To complicate things further (if that is that what I'm doing ...) Gulenko also mentions in his article that for the involutionary types "is characteristic the accomplishment of backward motions - from the end at the beginning, from below - upward." I have thought that that is exactly what I have bee noticing in my own behaviour. That I almost always prefer to start with the conclusion, the main thesis, before I get into the details and the question how the conclusion was derived. I tend to ask: What's the point of all this? What (thesis) are you trying to argue for?
Then, you have a problem

Is Gulenko wrong about this?
No. But as I've asserted ad nauseam, no one behaves according to a single type every time. And you say you've only noticed it. So it's a recent phenomenon. Anyway, from what I've seen dialectic thinking works in unison with vortex thinking, so if you do a little bit of that, it's fine.

The LIIs try to simplify, to reduce a complex reality into a few axioms and assumptions, and the theory of the functions in Socionics is an example of that kind of thinking.

The ILIs try to see reality in all its complexity before they even begin to think about reducing things to basic assumptions. So, at least in the initial stage of the investigating process, the ILIs seem to complicate things further and further. But their ultimate goal is to arrive at an all-encompassing understanding of the world that can be captured in a theory.
Let me put it like this... LIIs reduce by discarding unneeded parts. ILIs reduce by connecting threads. Connecting threads is complex because it has to be done in a correct way whereas anything can be discarded and discarding is simple.

Gulenko also seems to focus on the first stage of an LII's approach, whereas I, as said, have focussed on the later stages. Is that a possible dissolution of our apparent differences in views?

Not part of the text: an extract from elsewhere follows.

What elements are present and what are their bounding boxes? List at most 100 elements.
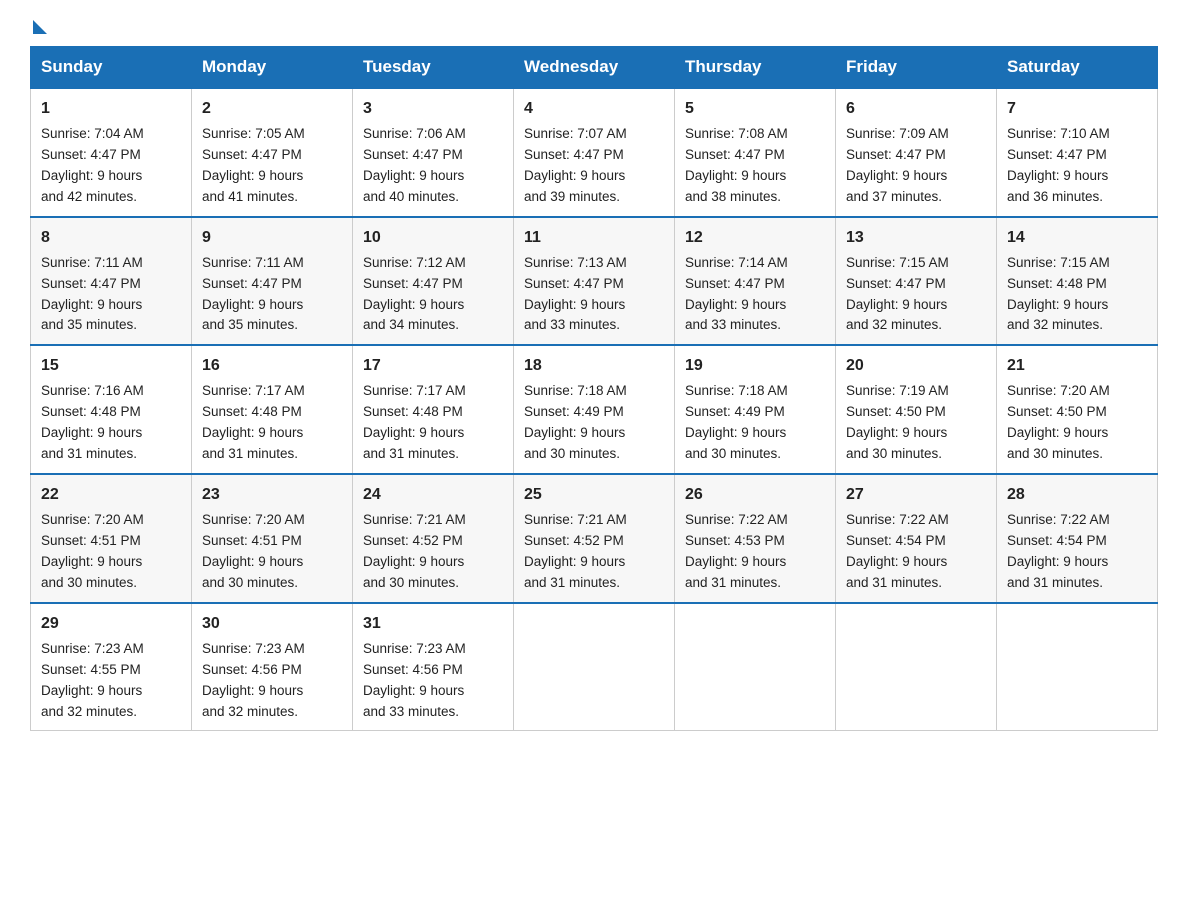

Do we actually agree on this?
Possible.

An important aspect of this kind of thinking is the tendency to classify, or as Gulenko puts it:

Quote Originally Posted by Gulenko
Algorithmic thinking also solves well problems to the classification, since has the gift of the recognition of complex means.
I'm not entirely sure what Gulenko means with this but I think it might actually be a mistake. Another example of missing the importance of narrative-taciturn dichotomy. ENTjs are pretty good at classifying things and they're not algorithmic thinkers. But I'm not really sure what he means with this. Perhaps he means the way algorithmic thinkers reduce things to the smallest possible form that contains all the relevant information? But the end-result isn't always a class. It can be a process. Hmm... Anyway, I think he's made an error in this.